History, he writes, proceeds by “jumps,” controlled by “the tyranny of the singular, the accidental, the unseen and the unpredicted.” Gradual change is our paradigm, yet actual change is “almost always outlandish.” And don’t get Taleb started on the Experts. Experts are charlatans who believe in bell curves, in which most distribution is toward the center — ordinary and knowable. Far more powerful, Taleb argues, are the wild outcomes of fractal geometry, in which anything can happen overnight. (“The Black Swan” is dedicated to Benoit Mandelbrot, godfather of fractal geometry.)

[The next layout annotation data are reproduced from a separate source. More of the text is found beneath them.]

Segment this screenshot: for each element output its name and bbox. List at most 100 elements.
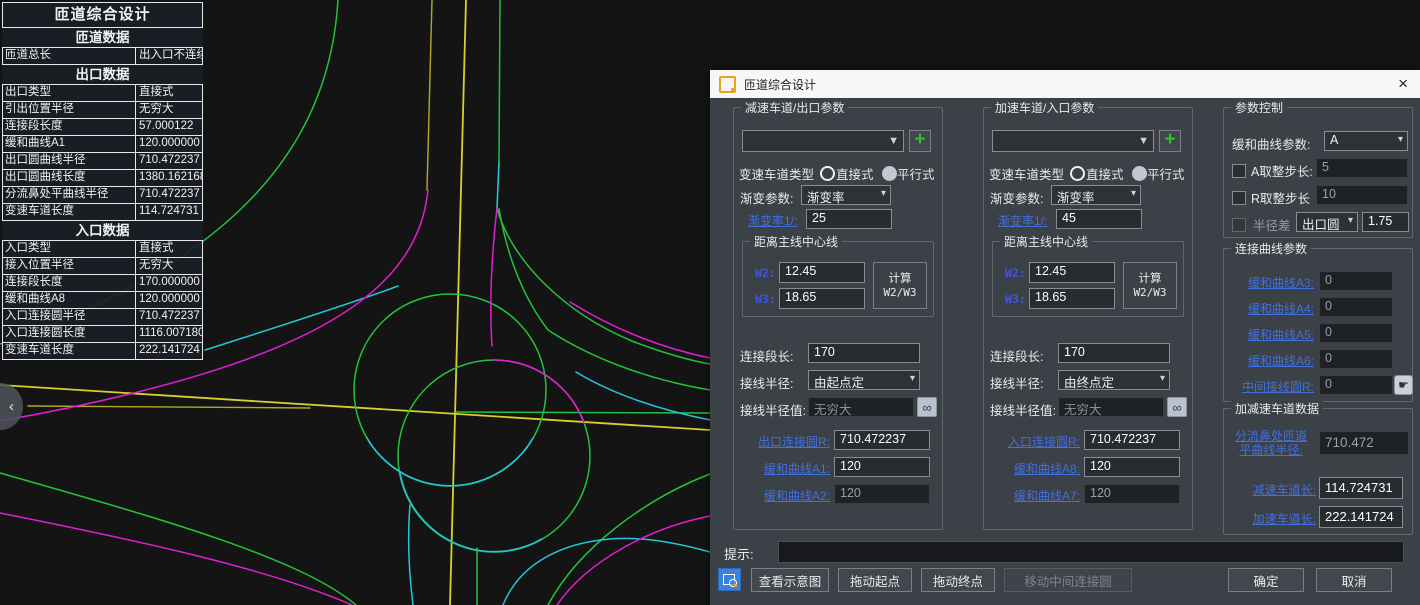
accel-length-input[interactable]: 222.141724 <box>1319 506 1403 528</box>
taper-param-select[interactable]: 渐变率 ▾ <box>801 185 891 205</box>
exit-circle-link[interactable]: 出口连接圆R: <box>736 433 830 450</box>
radius-diff-select[interactable]: 出口圆 ▾ <box>1296 212 1358 232</box>
table-row: 连接段长度170.000000 <box>3 275 202 292</box>
radio-direct-label[interactable]: 直接式 <box>836 164 874 183</box>
spiral-a8-input[interactable]: 120 <box>1084 457 1180 477</box>
spiral-a4-link[interactable]: 缓和曲线A4: <box>1228 300 1314 317</box>
w3-input[interactable]: 18.65 <box>1029 288 1115 309</box>
decel-length-link[interactable]: 减速车道长: <box>1226 481 1316 498</box>
calc-w2-w3-button[interactable]: 计算 W2/W3 <box>873 262 927 309</box>
conn-radius-label: 接线半径: <box>740 373 793 392</box>
drag-end-button[interactable]: 拖动终点 <box>921 568 995 592</box>
radius-diff-checkbox[interactable] <box>1232 218 1246 232</box>
spiral-a6-link[interactable]: 缓和曲线A6: <box>1228 352 1314 369</box>
add-ramp-button[interactable]: + <box>909 130 931 152</box>
radio-direct-type[interactable] <box>1070 166 1085 181</box>
a-step-checkbox[interactable] <box>1232 164 1246 178</box>
pick-on-screen-button[interactable]: ☛ <box>1394 375 1413 395</box>
conn-length-input[interactable]: 170 <box>1058 343 1170 363</box>
radio-direct-type[interactable] <box>820 166 835 181</box>
magenta-lower-left <box>0 513 352 605</box>
exit-circle-input[interactable]: 710.472237 <box>834 430 930 450</box>
taper-rate-link[interactable]: 渐变率1/: <box>748 212 797 229</box>
spiral-a1-link[interactable]: 缓和曲线A1: <box>736 460 830 477</box>
spiral-param-select[interactable]: A ▾ <box>1324 131 1408 151</box>
accel-panel-title: 加速车道/入口参数 <box>991 99 1098 116</box>
ramp-table-title: 匝道综合设计 <box>2 2 203 28</box>
radio-direct-label[interactable]: 直接式 <box>1086 164 1124 183</box>
taper-rate-input[interactable]: 45 <box>1056 209 1142 229</box>
radio-parallel-label[interactable]: 平行式 <box>897 164 935 183</box>
cancel-button[interactable]: 取消 <box>1316 568 1392 592</box>
spiral-a6-input: 0 <box>1319 349 1393 369</box>
radio-parallel-type[interactable] <box>882 166 897 181</box>
hint-label: 提示: <box>724 544 754 563</box>
app-icon <box>719 76 736 93</box>
spiral-a3-link[interactable]: 缓和曲线A3: <box>1228 274 1314 291</box>
decel-ramp-select[interactable]: ▼ <box>742 130 904 152</box>
dialog-titlebar[interactable]: 匝道综合设计 × <box>710 70 1420 98</box>
table-row: 缓和曲线A1120.000000 <box>3 136 202 153</box>
lane-data-group: 加减速车道数据 分流鼻处匝道 平曲线半径: 710.472 减速车道长: 114… <box>1223 408 1413 535</box>
dialog-title: 匝道综合设计 <box>744 76 816 93</box>
r-step-checkbox[interactable] <box>1232 191 1246 205</box>
conn-radius-select[interactable]: 由终点定 ▾ <box>1058 370 1170 390</box>
decel-length-input[interactable]: 114.724731 <box>1319 477 1403 499</box>
conn-length-input[interactable]: 170 <box>808 343 920 363</box>
spiral-a8-link[interactable]: 缓和曲线A8: <box>986 460 1080 477</box>
roundabout-circle-a <box>354 294 546 486</box>
table-row: 匝道总长 出入口不连续 <box>3 48 202 65</box>
spiral-param-label: 缓和曲线参数: <box>1232 134 1310 153</box>
move-mid-circle-button: 移动中间连接圆 <box>1004 568 1132 592</box>
calc-w2-w3-button[interactable]: 计算 W2/W3 <box>1123 262 1177 309</box>
radius-diff-input[interactable]: 1.75 <box>1362 212 1409 232</box>
drag-start-button[interactable]: 拖动起点 <box>838 568 912 592</box>
add-ramp-button[interactable]: + <box>1159 130 1181 152</box>
w3-label: W3: <box>755 292 776 306</box>
cyan-top-segment <box>497 162 499 208</box>
w3-input[interactable]: 18.65 <box>779 288 865 309</box>
infinity-button[interactable]: ∞ <box>917 397 937 417</box>
view-sketch-button[interactable]: 查看示意图 <box>751 568 829 592</box>
table-row: 连接段长度57.000122 <box>3 119 202 136</box>
accel-length-link[interactable]: 加速车道长: <box>1226 510 1316 527</box>
w2-input[interactable]: 12.45 <box>779 262 865 283</box>
w2-input[interactable]: 12.45 <box>1029 262 1115 283</box>
spiral-a1-input[interactable]: 120 <box>834 457 930 477</box>
nose-radius-link[interactable]: 分流鼻处匝道 平曲线半径: <box>1226 429 1316 457</box>
distance-group-title: 距离主线中心线 <box>1000 233 1092 250</box>
distance-group-title: 距离主线中心线 <box>750 233 842 250</box>
taper-rate-input[interactable]: 25 <box>806 209 892 229</box>
taper-param-select[interactable]: 渐变率 ▾ <box>1051 185 1141 205</box>
infinity-button[interactable]: ∞ <box>1167 397 1187 417</box>
close-icon[interactable]: × <box>1398 71 1408 97</box>
conn-length-label: 连接段长: <box>740 346 793 365</box>
magenta-upper-right <box>570 302 710 358</box>
radio-parallel-type[interactable] <box>1132 166 1147 181</box>
taper-rate-link[interactable]: 渐变率1/: <box>998 212 1047 229</box>
dropdown-chevron-icon: ▾ <box>910 373 915 384</box>
section-header-exit: 出口数据 <box>2 65 203 84</box>
radio-parallel-label[interactable]: 平行式 <box>1147 164 1185 183</box>
r-step-label: R取整步长 <box>1251 188 1310 207</box>
conn-radius-value-input: 无穷大 <box>808 397 914 417</box>
quick-view-button[interactable] <box>718 568 741 591</box>
hint-input[interactable] <box>778 541 1404 563</box>
entrance-circle-link[interactable]: 入口连接圆R: <box>986 433 1080 450</box>
mid-circle-link[interactable]: 中间接线圆R: <box>1228 378 1314 395</box>
accel-ramp-select[interactable]: ▼ <box>992 130 1154 152</box>
spiral-a2-link[interactable]: 缓和曲线A2: <box>736 487 830 504</box>
spiral-a7-link[interactable]: 缓和曲线A7: <box>986 487 1080 504</box>
ramp-data-table: 匝道综合设计 匝道数据 匝道总长 出入口不连续 出口数据 出口类型直接式 引出位… <box>2 2 203 360</box>
entrance-circle-input[interactable]: 710.472237 <box>1084 430 1180 450</box>
a-step-input: 5 <box>1316 158 1408 178</box>
ok-button[interactable]: 确定 <box>1228 568 1304 592</box>
conn-radius-select[interactable]: 由起点定 ▾ <box>808 370 920 390</box>
a-step-label: A取整步长: <box>1251 161 1313 180</box>
spiral-a5-link[interactable]: 缓和曲线A5: <box>1228 326 1314 343</box>
w2-label: W2: <box>1005 266 1026 280</box>
cyan-lower-right <box>503 538 710 605</box>
lane-data-title: 加减速车道数据 <box>1231 400 1323 417</box>
spiral-a4-input: 0 <box>1319 297 1393 317</box>
spiral-a2-input: 120 <box>834 484 930 504</box>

“The Black Swan” has appealing cheek and admirable ambition, and contains such wise observations as: “We attribute our successes to our skills, and our failures to external events outside our control.” But the book exhibits shortcomings, the first being lack of structure. Much of “The Black Swan” boils down to denouncing others for failing to see the future — though who exactly can see the future? And on this point Taleb overgeneralizes, for instance scoffing that the collapse of the Soviet Union was an unfathomably unlikely event that “no social scientist saw coming.” The historian John Mueller’s brilliant 1989 book, “Retreat From Doomsday,” published just before the Berlin Wall fell, did see it coming.

“The Black Swan” criticizes society for failing to expect extreme events. But it makes sense to focus mainly on preparing for what is likely. NASA should watch for asteroids that might collide with Earth — unfortunately, it doesn’t — but there is a certain reasonableness to the average person not being ever on guard against low-probability developments. Taleb complains that Wall Street traders attend his talks and then go back to making stock forecasts full of rubbish. But making forecasts is their job. Why customers (especially institutional investors) keep demanding Wall Street forecasts if such projections are really worthless is a question Taleb does not answer.

Taleb offers his ideas about unpredictability and luck as breakthrough concepts, yet others have been here before. Christopher Cerf and Victor Navasky’s hilarious book “The Experts Speak” (1984) chronicled highfalutin drivel, while James Gleick’s “Chaos” (1987) addressed Mandelbrot, fractal geometry and the limits of prediction. Jackson Lears’s “Something for Nothing” (2003) analyzed why the dominant American “culture of control” denies the importance of luck. Richard A. Posner’s “Catastrophe” (2004) argued that the government should prepare for extraordinary events. As for the Experts, Philip E. Tetlock’s “Expert Political Judgment” (2005) provided extensive detail on their dismal forecasting records. Taleb mentions most of these books in his bibliography, but except for Tetlock he doesn’t give them their due in his text.